Calibration records are managed via METTLER TOLEDO LabX® Calibration Module—a secure, 21 CFR Part 11-compliant platform supporting electronic signatures, role-based access control, automated certificate generation, and audit trail logging for all calibration events. Historical performance trends, drift analysis, and recalibration alerts are automatically generated. Data exports comply with CSV, PDF/A-1b, and XML formats for seamless import into enterprise quality management systems (QMS) or electronic lab notebooks (ELN). Full traceability is maintained from individual pipette serial number through calibration event to raw gravimetric data files.

Applications

This service is routinely deployed in settings where volumetric accuracy directly impacts analytical validity: drug substance potency assays, ELISA and PCR assay preparation, cell culture media dispensing, reference standard dilution workflows, and method validation studies. It is especially critical for laboratories undergoing regulatory inspections (e.g., FDA pre-approval inspections, MHRA audits, or PMDA GMP reviews), where documented evidence of pipette performance—supported by uncertainty-evaluated calibration—is required to demonstrate measurement traceability and data reliability.

FAQ

What standards does this calibration service follow?

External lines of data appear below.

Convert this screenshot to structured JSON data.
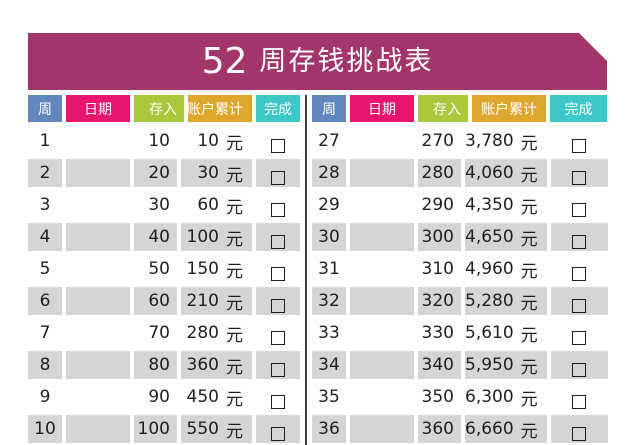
{
  "banner": {
    "number": "52",
    "title": "周存钱挑战表"
  },
  "columns": [
    "周",
    "日期",
    "存入",
    "账户累计",
    "完成"
  ],
  "currency_suffix": "元",
  "colors": {
    "banner": "#A23569",
    "header_week": "#6287BD",
    "header_date": "#E8156F",
    "header_deposit": "#A8C93C",
    "header_total": "#DFA72E",
    "header_done": "#3EC7C9",
    "shaded_row": "#D5D5D5"
  },
  "tables": [
    {
      "rows": [
        {
          "week": "1",
          "date": "",
          "deposit": "10",
          "total": "10"
        },
        {
          "week": "2",
          "date": "",
          "deposit": "20",
          "total": "30"
        },
        {
          "week": "3",
          "date": "",
          "deposit": "30",
          "total": "60"
        },
        {
          "week": "4",
          "date": "",
          "deposit": "40",
          "total": "100"
        },
        {
          "week": "5",
          "date": "",
          "deposit": "50",
          "total": "150"
        },
        {
          "week": "6",
          "date": "",
          "deposit": "60",
          "total": "210"
        },
        {
          "week": "7",
          "date": "",
          "deposit": "70",
          "total": "280"
        },
        {
          "week": "8",
          "date": "",
          "deposit": "80",
          "total": "360"
        },
        {
          "week": "9",
          "date": "",
          "deposit": "90",
          "total": "450"
        },
        {
          "week": "10",
          "date": "",
          "deposit": "100",
          "total": "550"
        }
      ]
    },
    {
      "rows": [
        {
          "week": "27",
          "date": "",
          "deposit": "270",
          "total": "3,780"
        },
        {
          "week": "28",
          "date": "",
          "deposit": "280",
          "total": "4,060"
        },
        {
          "week": "29",
          "date": "",
          "deposit": "290",
          "total": "4,350"
        },
        {
          "week": "30",
          "date": "",
          "deposit": "300",
          "total": "4,650"
        },
        {
          "week": "31",
          "date": "",
          "deposit": "310",
          "total": "4,960"
        },
        {
          "week": "32",
          "date": "",
          "deposit": "320",
          "total": "5,280"
        },
        {
          "week": "33",
          "date": "",
          "deposit": "330",
          "total": "5,610"
        },
        {
          "week": "34",
          "date": "",
          "deposit": "340",
          "total": "5,950"
        },
        {
          "week": "35",
          "date": "",
          "deposit": "350",
          "total": "6,300"
        },
        {
          "week": "36",
          "date": "",
          "deposit": "360",
          "total": "6,660"
        }
      ]
    }
  ]
}
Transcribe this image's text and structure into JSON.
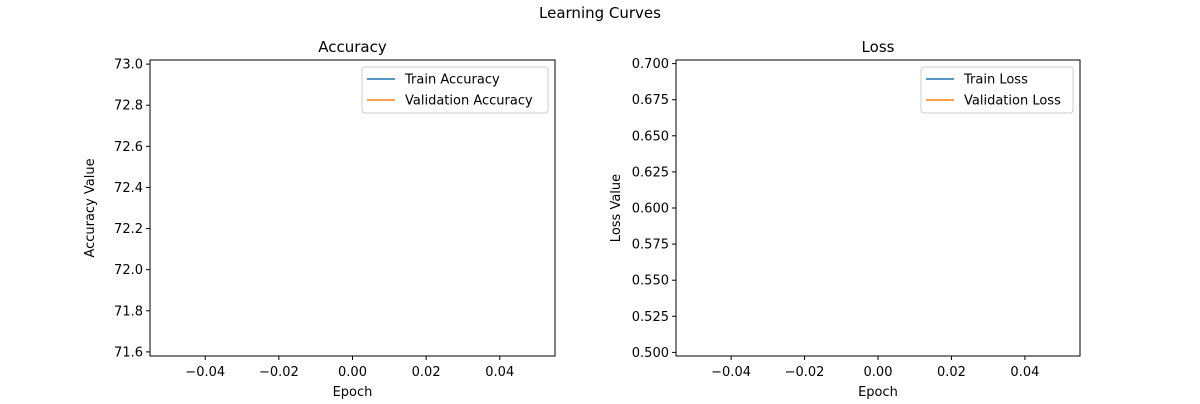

It adheres strictly to ISO 8655 (Parts 2, 5, and 7), JJG 646, and ISO/IEC 17025 requirements for accredited calibration laboratories.

Is measurement uncertainty reported on the certificate?

Yes—each calibrated volume point includes expanded uncertainty (k = 2) calculated per GUM principles, covering contributions from balance repeatability, temperature variation, water density uncertainty, and evaporation correction.

Can preventive maintenance be performed without full calibration?

Yes—preventive maintenance is offered as a standalone service and includes mechanical inspection, cleaning, and functional verification; however, only full calibration provides metrological traceability and uncertainty quantification.

How often should pipettes be calibrated?

Frequency depends on usage intensity, criticality of application, and quality system requirements; typical intervals range from quarterly (high-use QC labs) to annually (low-frequency research use), with risk-based justification supported by LabX trend reports.

Do you calibrate positive displacement pipettes?

This service covers air-displacement pipettes exclusively; positive displacement pipettes require specialized photometric or syringe-pump-based methods and are addressed under separate service protocols.